Kuba Wojewódzki i jego polityczna moc. Wielokrotnie obrażał Polaków, teraz chce być głosem rozsądku
None
Kuba Wojewódzki
Już we wrotek 19 maja na antenie TVN spotkanie równie wyczekiwane co kolejna telewizyjna debata Bronisława Komorowskiego i Andrzeja Dudy. Na kanapie Kuby Wojewódzkiego zasiądzie obecny prezydent starający się o reelekcję. Tym razem jednak nie będzie miał przed sobą twardego oponenta, choć showman zapewne będzie starał się zachować pozory.
Zaproszenie Komorowskiego do talk show TVN wzbudziło kontrowersje. Dla tych, którzy od dawna przypisują tej stacji sympatyzowanie z Platformą Obywatelską, to kolejny dowód utwierdzający ich w tym przekonaniu. Trudno będzie Wojewódzkiemu odeprzeć zarzuty o stronniczość i promowanie jednego z kandydatów. Biorąc pod uwagę fakt, że dziennikarz przypisał sobie sukces Pawła Kukiza w pierwszej turze wyborów prezydenckich (przypomnijmy, że na antenie swojego programu zachęcił do głosowania na byłego lidera Piersi i zadeklarował swoje poparcie), można założyć, że na podobny scenariusz liczy i tym razem. Czy Komorowskiemu uda się dzięki Wojewódzkiemu dotrzeć do młodych? Już niebawem się przekonamy.

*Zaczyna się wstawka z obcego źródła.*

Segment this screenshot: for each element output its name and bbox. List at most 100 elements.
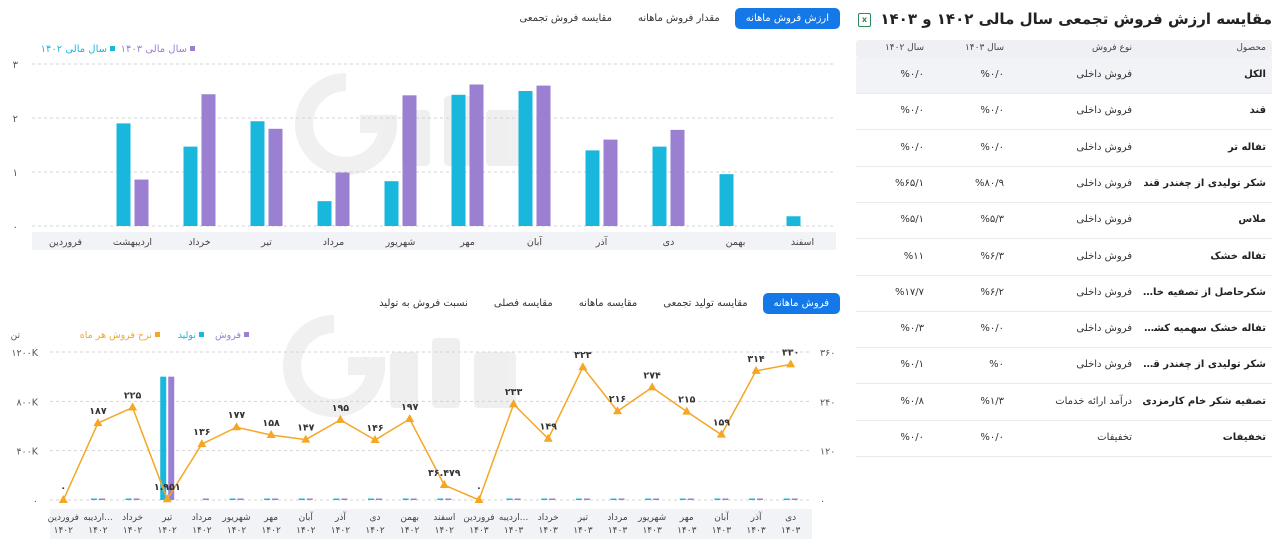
- rate-point[interactable]: [751, 365, 761, 374]
- bar-sales[interactable]: [445, 498, 452, 501]
- table-row[interactable]: تفاله تر فروش داخلی %۰/۰ %۰/۰: [856, 131, 1272, 167]
- excel-icon[interactable]: x: [858, 13, 871, 27]
- bar-fy1402[interactable]: [652, 146, 667, 226]
- legend-label[interactable]: سال مالی ۱۴۰۲: [41, 44, 107, 55]
- rate-point[interactable]: [405, 414, 415, 423]
- tab-bottom_tabs-3[interactable]: مقایسه فصلی: [493, 298, 553, 309]
- table-row[interactable]: شکر تولیدی از چغندر قند فروش داخلی %۸۰/۹ %۶…: [856, 167, 1272, 203]
- rate-point[interactable]: [58, 495, 68, 503]
- tab-top_tabs-0[interactable]: ارزش فروش ماهانه: [734, 8, 840, 29]
- rate-point[interactable]: [335, 414, 345, 423]
- bar-production[interactable]: [229, 498, 236, 501]
- table-row[interactable]: الکل فروش داخلی %۰/۰ %۰/۰: [856, 58, 1272, 94]
- bar-production[interactable]: [368, 498, 375, 501]
- bar-sales[interactable]: [376, 498, 383, 501]
- rate-point[interactable]: [647, 382, 657, 391]
- bar-fy1403[interactable]: [402, 95, 417, 226]
- table-row[interactable]: تفاله خشک فروش داخلی %۶/۳ %۱۱: [856, 240, 1272, 276]
- bar-sales[interactable]: [168, 376, 175, 500]
- bar-sales[interactable]: [514, 498, 521, 501]
- rate-point[interactable]: [439, 480, 449, 489]
- table-row[interactable]: تخفیفات تخفیفات %۰/۰ %۰/۰: [856, 421, 1272, 457]
- bar-fy1403[interactable]: [536, 85, 551, 226]
- table-row[interactable]: ملاس فروش داخلی %۵/۳ %۵/۱: [856, 203, 1272, 240]
- bar-sales[interactable]: [653, 498, 660, 501]
- bar-fy1402[interactable]: [719, 174, 734, 226]
- rate-point[interactable]: [613, 406, 622, 415]
- rate-point[interactable]: [474, 495, 484, 503]
- rate-point[interactable]: [128, 402, 138, 411]
- bar-fy1403[interactable]: [201, 94, 216, 226]
- bar-production[interactable]: [298, 498, 305, 501]
- bar-sales[interactable]: [133, 498, 140, 501]
- bar-production[interactable]: [645, 498, 652, 501]
- bar-production[interactable]: [90, 498, 97, 501]
- bar-fy1402[interactable]: [518, 91, 533, 226]
- rate-point[interactable]: [716, 429, 726, 438]
- bar-production[interactable]: [714, 498, 721, 501]
- bar-production[interactable]: [125, 498, 132, 501]
- rate-point[interactable]: [232, 422, 241, 431]
- bar-fy1402[interactable]: [585, 150, 600, 226]
- bar-fy1403[interactable]: [335, 172, 350, 226]
- table-row[interactable]: تفاله خشک سهمیه کشاورزان فروش داخلی %۰/۰ %۰…: [856, 312, 1272, 349]
- bar-fy1402[interactable]: [183, 146, 198, 226]
- bar-sales[interactable]: [757, 498, 764, 501]
- bar-production[interactable]: [402, 498, 409, 501]
- rate-point[interactable]: [266, 430, 276, 439]
- rate-point[interactable]: [509, 399, 519, 408]
- bar-production[interactable]: [160, 376, 167, 500]
- bar-fy1402[interactable]: [451, 94, 466, 226]
- bar-fy1403[interactable]: [469, 84, 484, 226]
- tab-bottom_tabs-0[interactable]: فروش ماهانه: [762, 293, 840, 314]
- legend-label[interactable]: فروش: [215, 330, 241, 341]
- bar-sales[interactable]: [272, 498, 279, 501]
- bar-fy1403[interactable]: [670, 129, 685, 226]
- table-row[interactable]: تصفیه شکر خام کارمزدی درآمد ارائه خدمات %۱…: [856, 385, 1272, 421]
- bar-fy1402[interactable]: [116, 123, 131, 226]
- rate-point[interactable]: [301, 434, 311, 443]
- bar-sales[interactable]: [618, 498, 625, 501]
- rate-point[interactable]: [578, 362, 588, 371]
- rate-point[interactable]: [93, 418, 103, 427]
- bar-production[interactable]: [541, 498, 548, 501]
- bar-production[interactable]: [575, 498, 582, 501]
- bar-fy1402[interactable]: [786, 216, 801, 226]
- bar-sales[interactable]: [583, 498, 590, 501]
- bar-production[interactable]: [333, 498, 340, 501]
- bar-fy1402[interactable]: [317, 201, 332, 226]
- bar-fy1402[interactable]: [250, 121, 265, 226]
- bar-sales[interactable]: [722, 498, 729, 501]
- rate-point[interactable]: [197, 439, 207, 448]
- tab-top_tabs-2[interactable]: مقایسه فروش تجمعی: [519, 13, 612, 24]
- tab-bottom_tabs-2[interactable]: مقایسه ماهانه: [578, 298, 638, 309]
- legend-label[interactable]: سال مالی ۱۴۰۳: [121, 44, 187, 55]
- tab-bottom_tabs-4[interactable]: نسبت فروش به تولید: [379, 298, 468, 309]
- rate-point[interactable]: [162, 494, 172, 503]
- bar-sales[interactable]: [687, 498, 694, 501]
- bar-production[interactable]: [749, 498, 756, 501]
- bar-sales[interactable]: [549, 498, 556, 501]
- legend-label[interactable]: نرخ فروش هر ماه: [80, 330, 152, 341]
- rate-point[interactable]: [370, 434, 380, 443]
- bar-sales[interactable]: [341, 498, 348, 501]
- bar-production[interactable]: [610, 498, 617, 501]
- bar-production[interactable]: [264, 498, 271, 501]
- bar-sales[interactable]: [306, 498, 313, 501]
- rate-point[interactable]: [682, 406, 692, 415]
- table-row[interactable]: شکرحاصل از تصفیه خام خریداری فروش داخلی %۶…: [856, 276, 1272, 312]
- bar-fy1403[interactable]: [134, 179, 149, 226]
- bar-production[interactable]: [437, 498, 444, 501]
- bar-sales[interactable]: [98, 498, 105, 501]
- bar-fy1403[interactable]: [603, 139, 618, 226]
- bar-sales[interactable]: [791, 498, 798, 501]
- legend-label[interactable]: تولید: [178, 330, 197, 341]
- table-row[interactable]: شکر تولیدی از چغندر قند(سهمیه ... فروش دا…: [856, 348, 1272, 385]
- rate-point[interactable]: [786, 359, 796, 368]
- tab-top_tabs-1[interactable]: مقدار فروش ماهانه: [637, 13, 720, 24]
- table-row[interactable]: قند فروش داخلی %۰/۰ %۰/۰: [856, 94, 1272, 131]
- tab-bottom_tabs-1[interactable]: مقایسه تولید تجمعی: [663, 298, 748, 309]
- rate-point[interactable]: [543, 433, 553, 442]
- bar-fy1403[interactable]: [268, 128, 283, 226]
- bar-production[interactable]: [783, 498, 790, 501]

I choć ogólnie rzecz biorąc, polityczne zaangażowanie Wojewódzkiego po jednej ze stron wojny polsko-polskiej nikogo nie dziwi, największym zaskoczeniem jest hipokryzja showmana. Tydzień temu dziwił się Dorocie Wellman, która na jego kanapie wyznała, że poparła Komorowskiego już w pierwszej turze. A jeszcze nie tak dawno Wojewódzki zżymał się na Tomasza Lisa za to, że w "Newsweeku" powiązano go z działalnością polityczną (zobacz: Wojewódzki atakuje Lisa za "handel jego gębą")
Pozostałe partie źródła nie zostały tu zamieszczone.